La peur que génère l’afflux d’immigrés en Europe crée un fort sentiment de repli identitaire. Il participe simplement d’une crainte de la différence, d’une xénophobie. Nous avons peur de ces réfugiés en ce qu’ils pourraient remplacer notre culture par la leur. Raison de plus pour affirmer les principes de notre civilisation européenne, pour mieux définir ce que l’Europe peut apporter à ces nouvelles identités venues de l’immigration.

 

Travaillons sans relâche contre la déréliction de la culture européenne, sacrifiée sur l’autel de la bassesse, de l’intérêt financier et de l’américanisation.

Le football, le vedettariat, la publicité, la mode et la violence sont autant de sous-produits de notre société contemporaine européenne qui savonnent la planche des jeunes générations en vue d’une noyade inévitable dans l’océan de la médiocrité et de la vacuité. Eco dit : « Lorsque l’homme cesse de croire en Dieu, ce n’est pas qu’il ne croit alors plus en rien, il croit en n’importe quoi »…

 

Notre devoir est donc, à la suite d’Umberto Eco, d’œuvrer à un sursaut des consciences à l’endroit de ce trésor dont les richesses se perdent et se dénaturent.

 

L’abandon dans les écoles de l’apprentissage musical et des langues dites mortes, la suppression du cours de musique individuel dans les académies de musique (Paris), l’enseignement carentiel de l’histoire et de l’histoire des arts, l’abandon des arts de la parole par les instances de subvention, l’endémie financière de la production d’auteur, la misère organisée du monde de la création artistique, la mort programmée de la presse écrite et des maisons d’édition,… sont autant de signes avant-coureurs d’un échec civilisationnel.

 

Avant de fabriquer des citoyens consommateurs, sportifs, matérialistes et technologiques, dociles et décérébrés, il importe d’abord et avant tout de mettre au monde des sujets pensants, capables de hiérarchiser les valeurs, en reliant entre elles les composantes culturelles de l’Europe, dans leur diversité et leur polyvalence, dans une perspective d’ouverture à l’autre.

 

La culture doit cesser d’être considérée comme un passe-temps, se développant dans l’espace interstitiel entre enseignement et emploi. Elle est non seulement le sel de la vie, mais le bouclier contre l’obscurantisme, le matérialisme et le terrorisme. La culture rend heureux en ce qu’elle est connaissance. La connaissance éclaire l’être humain et l’élève, depuis que les hommes sont nés à eux-mêmes.

 

L’Europe est malade de sa propre indéfinition.

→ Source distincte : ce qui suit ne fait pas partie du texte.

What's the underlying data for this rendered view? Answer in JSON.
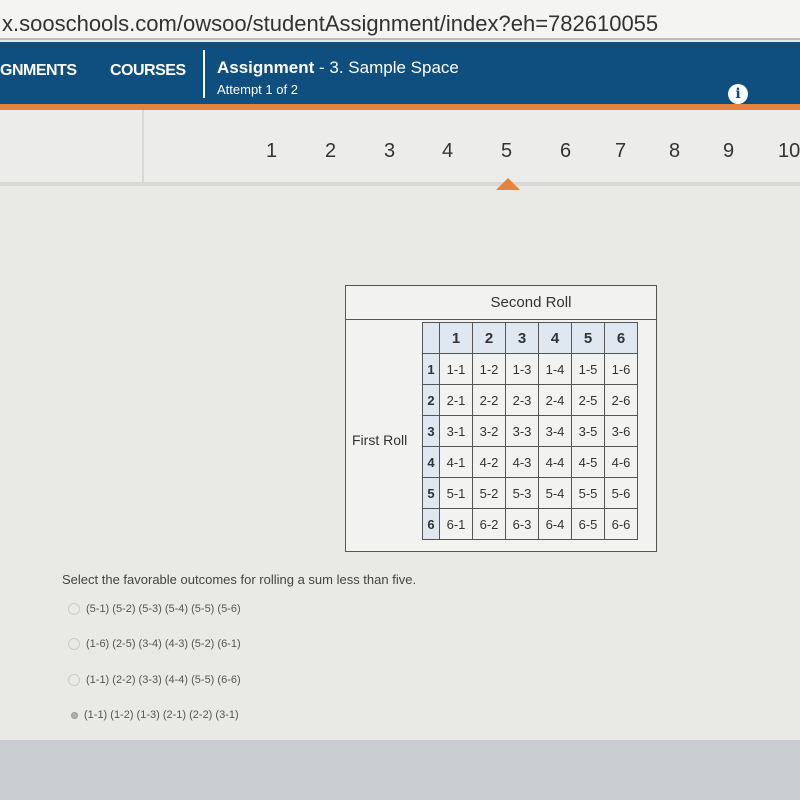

Il est donc temps que les états membres européens encouragent la réflexion de ses artistes et de ses intellectuels afin de convaincre chacun que c’est l’enseignement de la culture qu’il faut soutenir dans les choix de société. Au même titre que la conscience écologique, et dans la même perspective, une nouvelle conscience culturelle est à appeler de nos vœux. Les instances européennes seraient donc bien avisées de créer d’urgence, à tous les niveaux de l’enseignement, un cours de culture européenne, inscrit dans le tronc commun de l’enseignement obligatoire, mixant arts et histoire, patrimoine, philosophies, histoire des religions, etc…

Car le matérialisme qui a tué Dieu fait de l’Européen encroûté dans la matière un mécréant. Regardons-nous, Européens matérialistes et sans spiritualité, et demandons-nous comment nous perçoivent les sociétés théologiques. Elles n’ont plus aucun respect pour nous. Il est donc grand temps de regagner notre respectabilité à travers un véritable combat pour une laïcité républicaine, qui ne nie pas le fait religieux, mais le confine dans la sphère privée, et affirmer les valeurs culturelles qui ont fait et font l’Europe. Notre survie au cœur de l’Europe et le maintien d’une paix durable en dépendent.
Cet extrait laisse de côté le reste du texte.